9/28: Hill, Blasey Ford: sexual assault in Black and white

Dr. Christine Blasey Ford, the sexual assault accuser of Supreme Court nominee Brett Kavanaugh, started her testimonial hearings on Thursday after what seemed like a rushed execution on the behalf of republicans. Her allegations have been met with controversy because a lifetime appointment is at stake and, apparently, the timing is “opportunistic” for Kavanaugh to be held accountable for a nearly forty-year old crime. More importantly however, it will be hard for Kavanaugh to successfully refute Blasey Ford’s testimony because she is believable. And it’s not her airtight story that’s up for debate here (although I believe that she is telling the truth).

She is believable. She projects a demeanor of someone who is credible and worth listening to while wearing the power color of navy that represents trust and responsibility. Without even trying, Dr. Blasey Ford employs her race and her gender, the very thing that made her a target for assault, to induce sympathy from the country. Her likability is increased simply because she looks the part of someone who the country wants to protect and care for, historically and contemporary. Even with all of the naysayers, there is still an entire country rooting for her and rallying behind her. So much so that 1600 males are standing with her and showing support by taking out a full page ad in the New York Times titled “We Believe Anita Hill. We also believe Christine Blasey Ford.”

And of course, unforgettably, Anita Hill accused sitting Supreme Court justice Clarence Thomas of sexual harassment 27 years ago when there was no #MeToo movement and there wasn’t an environment saturated with supporting survivors. Hill’s allegations were leaked, (in a very similar fashion to Dr. Blasey Ford’s) only to be met with support from one group of people: Black women.




In 1991, 1600 Black women from across the country funded “African American Women in Defense of Ourselves”, a full-page ad in the New York Times. And as Malcolm X famously said in 1962, “The most disrespected woman in America is the Black woman. The most unprotected person in America is the Black woman. The most neglected person in America is the Black woman.” So it comes as no surprise that Hill was tormented and interrogated while under oath as if she was the culprit. And now, with the onslaught of support for Blasey Ford going through a similarly aggressive style of questioning, it would’ve been a sigh of relief for Hill to receive half of the support Blasey Ford has received from different genders and races. This discrepancy highlights how there is a connection between women of different races that is not to be confused with an assumed sameness of treatment and life experiences just because we’re all women.

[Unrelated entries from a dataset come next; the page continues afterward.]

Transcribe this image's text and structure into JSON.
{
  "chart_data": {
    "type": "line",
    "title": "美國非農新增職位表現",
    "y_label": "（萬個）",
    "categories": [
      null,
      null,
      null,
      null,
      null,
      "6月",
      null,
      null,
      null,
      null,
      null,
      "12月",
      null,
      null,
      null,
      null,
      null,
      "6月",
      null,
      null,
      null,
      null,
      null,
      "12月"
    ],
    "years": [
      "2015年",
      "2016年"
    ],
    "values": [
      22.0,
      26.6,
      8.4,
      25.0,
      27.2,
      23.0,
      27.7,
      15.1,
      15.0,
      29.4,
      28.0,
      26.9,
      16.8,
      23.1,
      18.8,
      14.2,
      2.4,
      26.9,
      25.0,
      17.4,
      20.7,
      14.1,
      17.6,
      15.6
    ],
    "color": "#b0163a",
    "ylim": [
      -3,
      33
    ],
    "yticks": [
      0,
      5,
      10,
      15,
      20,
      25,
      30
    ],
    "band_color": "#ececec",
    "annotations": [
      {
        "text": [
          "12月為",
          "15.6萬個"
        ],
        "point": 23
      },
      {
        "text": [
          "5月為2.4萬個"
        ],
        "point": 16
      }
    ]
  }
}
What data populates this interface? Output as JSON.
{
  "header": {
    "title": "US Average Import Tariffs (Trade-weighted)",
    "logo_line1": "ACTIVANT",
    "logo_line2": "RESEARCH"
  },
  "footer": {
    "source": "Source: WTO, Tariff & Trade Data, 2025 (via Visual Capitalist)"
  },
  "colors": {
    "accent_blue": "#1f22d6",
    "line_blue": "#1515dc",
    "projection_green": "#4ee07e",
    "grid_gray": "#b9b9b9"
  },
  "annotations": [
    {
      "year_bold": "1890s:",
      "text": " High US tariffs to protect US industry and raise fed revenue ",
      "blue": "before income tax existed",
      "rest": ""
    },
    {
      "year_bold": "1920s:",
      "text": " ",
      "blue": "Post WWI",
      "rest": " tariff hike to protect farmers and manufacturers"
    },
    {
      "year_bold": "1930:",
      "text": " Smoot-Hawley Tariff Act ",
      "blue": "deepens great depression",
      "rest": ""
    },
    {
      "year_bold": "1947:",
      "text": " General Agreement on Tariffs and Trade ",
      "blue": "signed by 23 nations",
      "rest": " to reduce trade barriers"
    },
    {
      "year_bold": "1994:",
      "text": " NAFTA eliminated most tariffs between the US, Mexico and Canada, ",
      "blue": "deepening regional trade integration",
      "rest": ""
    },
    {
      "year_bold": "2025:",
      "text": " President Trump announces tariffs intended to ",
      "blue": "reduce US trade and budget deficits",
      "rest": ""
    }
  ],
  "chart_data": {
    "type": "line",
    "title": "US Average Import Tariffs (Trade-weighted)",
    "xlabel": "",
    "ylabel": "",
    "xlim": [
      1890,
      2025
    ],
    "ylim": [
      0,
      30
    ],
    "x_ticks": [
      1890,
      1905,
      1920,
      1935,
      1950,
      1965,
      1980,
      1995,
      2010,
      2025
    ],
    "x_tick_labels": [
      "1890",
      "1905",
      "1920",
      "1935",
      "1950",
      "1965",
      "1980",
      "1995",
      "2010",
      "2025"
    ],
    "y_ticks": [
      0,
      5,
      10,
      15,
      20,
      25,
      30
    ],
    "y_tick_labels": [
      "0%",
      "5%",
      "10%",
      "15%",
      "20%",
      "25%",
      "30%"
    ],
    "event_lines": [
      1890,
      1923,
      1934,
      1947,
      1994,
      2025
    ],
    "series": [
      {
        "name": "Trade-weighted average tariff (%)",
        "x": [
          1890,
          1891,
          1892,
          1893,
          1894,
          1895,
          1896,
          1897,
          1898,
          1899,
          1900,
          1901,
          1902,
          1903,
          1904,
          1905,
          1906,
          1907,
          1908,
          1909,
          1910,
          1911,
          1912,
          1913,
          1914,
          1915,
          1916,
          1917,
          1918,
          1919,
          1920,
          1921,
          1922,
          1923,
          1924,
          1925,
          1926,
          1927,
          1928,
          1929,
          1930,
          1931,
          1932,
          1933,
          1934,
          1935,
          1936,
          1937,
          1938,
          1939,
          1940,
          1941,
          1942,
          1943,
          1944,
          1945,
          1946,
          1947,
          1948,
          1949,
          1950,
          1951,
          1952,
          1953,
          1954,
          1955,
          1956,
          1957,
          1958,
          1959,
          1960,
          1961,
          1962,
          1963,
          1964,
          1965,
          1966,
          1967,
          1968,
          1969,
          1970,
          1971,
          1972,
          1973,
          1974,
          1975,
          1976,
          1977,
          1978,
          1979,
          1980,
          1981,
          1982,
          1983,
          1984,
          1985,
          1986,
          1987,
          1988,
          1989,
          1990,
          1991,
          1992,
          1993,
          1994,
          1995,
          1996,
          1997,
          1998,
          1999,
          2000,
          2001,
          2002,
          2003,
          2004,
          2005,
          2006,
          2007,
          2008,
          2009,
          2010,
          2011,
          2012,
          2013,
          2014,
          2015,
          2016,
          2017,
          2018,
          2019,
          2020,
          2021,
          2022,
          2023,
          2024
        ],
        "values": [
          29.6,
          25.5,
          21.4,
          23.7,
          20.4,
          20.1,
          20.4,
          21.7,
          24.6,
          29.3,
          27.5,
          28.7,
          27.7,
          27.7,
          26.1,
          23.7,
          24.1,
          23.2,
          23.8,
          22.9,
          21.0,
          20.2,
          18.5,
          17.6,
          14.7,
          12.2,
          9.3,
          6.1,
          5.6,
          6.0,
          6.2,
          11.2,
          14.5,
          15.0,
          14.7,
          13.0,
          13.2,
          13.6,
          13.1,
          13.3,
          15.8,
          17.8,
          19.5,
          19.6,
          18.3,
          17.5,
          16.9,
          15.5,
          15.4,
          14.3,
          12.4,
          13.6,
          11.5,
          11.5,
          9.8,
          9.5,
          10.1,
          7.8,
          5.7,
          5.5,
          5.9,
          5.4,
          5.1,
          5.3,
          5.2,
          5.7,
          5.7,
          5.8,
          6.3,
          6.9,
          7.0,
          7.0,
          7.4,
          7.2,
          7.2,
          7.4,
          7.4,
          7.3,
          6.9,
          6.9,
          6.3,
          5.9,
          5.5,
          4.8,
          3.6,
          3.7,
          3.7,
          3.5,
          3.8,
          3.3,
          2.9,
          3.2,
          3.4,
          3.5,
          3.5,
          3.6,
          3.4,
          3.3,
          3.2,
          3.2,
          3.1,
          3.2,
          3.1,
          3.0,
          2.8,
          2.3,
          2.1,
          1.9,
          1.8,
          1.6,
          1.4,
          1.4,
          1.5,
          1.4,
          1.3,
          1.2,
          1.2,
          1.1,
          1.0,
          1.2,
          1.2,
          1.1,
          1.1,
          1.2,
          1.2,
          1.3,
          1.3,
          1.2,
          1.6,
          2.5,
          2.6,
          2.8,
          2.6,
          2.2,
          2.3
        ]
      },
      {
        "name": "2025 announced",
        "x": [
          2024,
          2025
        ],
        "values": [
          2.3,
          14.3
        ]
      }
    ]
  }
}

A Hill, Blasey Ford comparison is the height of scholar Kimberlé Crenshaw’s  coined term intersectionality, which basically situates how power has been historically associated with gender and race to the point that specifically Black women are left… well, in defense of ourselves. (Notably, Crenshaw was also on Hill’s team of lawyers during her hearings). With this in mind, the varying degrees of how Hill and Blasey Ford have been received by the country demonstrate a larger narrative of how Black women can be in analogous situations as white women, but still face the ever looming barriers of white privilege. For example, Blasey Ford projecting vulnerability has nothing to do with her (forced) openness to recount her story but rather, the historical ways in which white women are seen as innocent and the essence of class. On the contrary, during Hill’s hearings, there was an aura of strength and poise that somehow solicited backhanded compliments that there’s no way someone so collected could have endured the unthinkable— that her vindictive, direct statements were just too formidable.




It is this inescapability of Black womanhood that disqualified Hill from having a Blasey Ford effect, which translates to Black women being unable to access or enjoy white women’s luxuries. It is the remnants of slavery, where Black women were raped habitually (by white and Black men) without it being seen as a transgression, that dismissed Hill’s validity before she even had the chance to speak. It is 2018, yet, the suffocating systems that once pinned Black women inside *insert matrix of oppression* still maintain the same dominance. To be privy to this is to recall Malcolm X’s words while seeing it come full circle during Blasey Ford’s day in front of the judiciary committee.




So while Kavanaugh’s confirmation continues to unfold, Blasey Ford symbolizes how far sexual assault allegations have come for white women. And how much further there is to go. But where does that leave Black women, and more broadly, women of color?